Meer recentelijk, in het tijdperk van COVID-19, helpt telegeneeskunde een andere lacune in de toegang te dichten: geografie.
“Virtuele zorg heeft de dynamiek van alle gezondheidszorg drastisch veranderd”, zegt Dr. Kirkley. Verzekeringen begonnen routinematig telegeneeskunde te dekken tijdens de nieuwe pandemie van het coronavirus, waardoor transbewuste aanbieders beschikbaar kwamen voor patiënten die anders geen toegang tot hun diensten zouden hebben gehad. “Vóór COVID was er veel twijfel [dat telegeneeskunde effectief is], maar [de sluiting] heeft het model echt gevalideerd. Als innovatie in de gezondheidszorg heeft het Plume en andere aanbieders in staat gesteld om genderbevestigende zorg te bieden.”

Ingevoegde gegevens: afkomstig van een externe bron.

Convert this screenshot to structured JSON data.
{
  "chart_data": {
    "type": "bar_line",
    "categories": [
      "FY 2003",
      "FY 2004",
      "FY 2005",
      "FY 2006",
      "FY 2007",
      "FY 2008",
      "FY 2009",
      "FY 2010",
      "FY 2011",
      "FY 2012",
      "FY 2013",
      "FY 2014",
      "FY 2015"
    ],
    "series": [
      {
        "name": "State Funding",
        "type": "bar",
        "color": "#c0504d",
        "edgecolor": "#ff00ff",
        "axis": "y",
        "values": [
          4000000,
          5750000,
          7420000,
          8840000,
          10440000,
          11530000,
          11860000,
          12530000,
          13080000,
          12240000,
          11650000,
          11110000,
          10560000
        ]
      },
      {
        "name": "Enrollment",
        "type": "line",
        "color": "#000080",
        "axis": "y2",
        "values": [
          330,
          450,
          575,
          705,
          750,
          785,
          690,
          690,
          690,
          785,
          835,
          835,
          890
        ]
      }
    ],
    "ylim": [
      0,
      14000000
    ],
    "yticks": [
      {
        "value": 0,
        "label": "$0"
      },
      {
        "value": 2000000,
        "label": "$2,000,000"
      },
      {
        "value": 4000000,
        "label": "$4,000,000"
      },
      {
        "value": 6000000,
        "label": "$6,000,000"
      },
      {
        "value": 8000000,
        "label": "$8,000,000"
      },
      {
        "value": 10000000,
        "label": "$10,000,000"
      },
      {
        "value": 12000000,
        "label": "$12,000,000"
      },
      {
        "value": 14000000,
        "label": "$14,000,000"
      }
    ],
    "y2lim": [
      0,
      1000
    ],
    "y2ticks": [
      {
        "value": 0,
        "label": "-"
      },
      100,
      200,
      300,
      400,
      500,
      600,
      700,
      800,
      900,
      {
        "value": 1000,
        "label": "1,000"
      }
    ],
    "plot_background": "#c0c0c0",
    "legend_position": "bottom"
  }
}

Toch profiteren de veranderingen die gepaard gaan met genderbevestigende zorg meer dan de TGNC-gemeenschap. Mensen in alle lagen van de bevolking kunnen de grotere toegang tot telegeneeskunde waarderen en de revolutie in patiëntgerichte zorg.
“Ik denk dat een van de voordelen die cisgender, heteroseksuele mensen niet zien aan genderbevestigende zorg of transzichtbaarheid, is dat het iedereen helpt”, zegt Nesteby. “Het zijn niet alleen transgenders die last hebben van starre hokjes waar we mensen in stoppen. Als we mensen niet tot binaire bestanden dwingen, wint iedereen.”